Fairtrade: a lot done, more to do
27 March 2019
It was fitting that the final gathering of the Fair Trade Working Group coincided with the launch of the EU Fairtrade Advocacy Office (FTAO) report on upscaling Fairtrade across Europe. When I set up the Fair Trade Working Group (FTWG) some 15 years ago, getting Fairtrade on anyone´s radar was challenging. However, working with cross-party MEPs, the FTAO, the Commission and dedicated activists we have seen some amazing successes.
Our first project when we set up our FTWG was to make Fairtrade visible in our own buildings, by switching to Fairtrade tea and coffee. But we went on to develop budget lines to support fairtrade projects and introduce laws to support fairer and more ethical trade.
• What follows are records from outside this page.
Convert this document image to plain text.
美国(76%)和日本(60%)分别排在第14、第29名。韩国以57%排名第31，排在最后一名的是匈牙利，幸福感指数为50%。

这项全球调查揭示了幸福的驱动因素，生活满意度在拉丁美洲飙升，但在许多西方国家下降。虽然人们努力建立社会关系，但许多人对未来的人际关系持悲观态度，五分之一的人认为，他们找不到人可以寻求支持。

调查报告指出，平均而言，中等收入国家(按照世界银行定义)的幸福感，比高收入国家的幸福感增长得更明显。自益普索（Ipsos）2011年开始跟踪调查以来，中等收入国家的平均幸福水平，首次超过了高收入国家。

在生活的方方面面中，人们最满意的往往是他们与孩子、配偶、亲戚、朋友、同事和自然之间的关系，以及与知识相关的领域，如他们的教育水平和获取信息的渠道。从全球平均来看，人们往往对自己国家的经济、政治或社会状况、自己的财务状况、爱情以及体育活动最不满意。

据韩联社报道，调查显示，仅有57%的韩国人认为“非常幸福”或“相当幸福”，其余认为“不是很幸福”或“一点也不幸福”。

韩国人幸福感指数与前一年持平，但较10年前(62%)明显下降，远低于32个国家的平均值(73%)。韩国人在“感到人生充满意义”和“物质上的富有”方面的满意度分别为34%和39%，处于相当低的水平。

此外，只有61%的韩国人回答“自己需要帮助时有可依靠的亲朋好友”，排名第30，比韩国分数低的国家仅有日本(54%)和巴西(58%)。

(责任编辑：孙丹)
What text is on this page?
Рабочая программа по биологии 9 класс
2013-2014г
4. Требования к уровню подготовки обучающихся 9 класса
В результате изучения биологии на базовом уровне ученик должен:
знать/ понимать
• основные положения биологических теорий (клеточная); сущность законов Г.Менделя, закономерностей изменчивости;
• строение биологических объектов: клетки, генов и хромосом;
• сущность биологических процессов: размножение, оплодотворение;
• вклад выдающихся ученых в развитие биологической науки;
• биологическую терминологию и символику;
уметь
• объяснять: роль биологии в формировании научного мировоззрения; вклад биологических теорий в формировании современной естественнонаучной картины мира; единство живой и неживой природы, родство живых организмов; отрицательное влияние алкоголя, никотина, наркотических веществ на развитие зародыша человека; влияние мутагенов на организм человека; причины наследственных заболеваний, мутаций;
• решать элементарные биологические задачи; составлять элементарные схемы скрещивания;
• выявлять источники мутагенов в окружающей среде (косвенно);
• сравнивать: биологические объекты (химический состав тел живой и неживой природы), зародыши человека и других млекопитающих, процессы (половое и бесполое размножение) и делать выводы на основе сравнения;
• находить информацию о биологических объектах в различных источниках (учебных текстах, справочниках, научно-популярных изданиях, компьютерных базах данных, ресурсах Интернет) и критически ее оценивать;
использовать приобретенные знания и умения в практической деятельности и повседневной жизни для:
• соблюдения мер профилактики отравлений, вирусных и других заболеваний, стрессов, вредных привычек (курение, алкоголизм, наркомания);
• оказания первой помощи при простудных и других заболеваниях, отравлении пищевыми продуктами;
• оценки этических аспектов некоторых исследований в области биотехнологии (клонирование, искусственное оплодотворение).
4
In this last parliamentary mandate, we have introduced a groundbreaking law to ensure mining companies track and trace where their minerals come from and just last week we backed a new law on unfair trading practices which will stop supermarkets in the EU from pushing unfair promotional costs onto farmers both at home and in the global south.
2018 saw a real step forward with the launch of the Fairtrade Cities Awards to recognise the work of Fairtrade towns and cities across the EU. And at the annual Fairtrade Breakfast, EU Trade Commissioner Cecilia Malmström announced a new initiative to map out ways products more sustainable. Neven Mimica, the EU Commissioner for Development has also commissioned a study to investigate next steps towards a more sustainable and fairer garment industry. But it is not just in the EU institutions in Brussels that Fairtrade is gaining more support. It has been very encouraging to hear from EU Ambassadors on how they are incorporating Fairtrade into the work of EU representation offices around the world, supporting projects for Fairtrade producers in some of the world’s poorest countries.
Looking to the future, there is still is a lot of work to do in Fairtrade. We are working for a new law to introduce due diligence in supply chains and to encourage more responsible business practices. Serious work is being done on the cocoa supply chain at EU level- something large chocolate companies are now also supporting. Closer to home, Brexit is causing a great deal of uncertainty for Fairtrade producers- particularly for banana farmers, but the U.K. Fairtrade movement is working to highlight the problems and help minimise any Brexit impacts.
Fairtrade has the power to transform the lives of producers and their communities. It gives farmers a fair price for their produce and allows them to put food on the table for their families, keep their children in school and access healthcare. It is a cause worth fighting for. So, I wish colleagues who are returning to the next parliament the best of luck in continuing the vital work to support the Fairtrade movement. And I will continue to support them in any way I can. Thanks to everyone for all your support.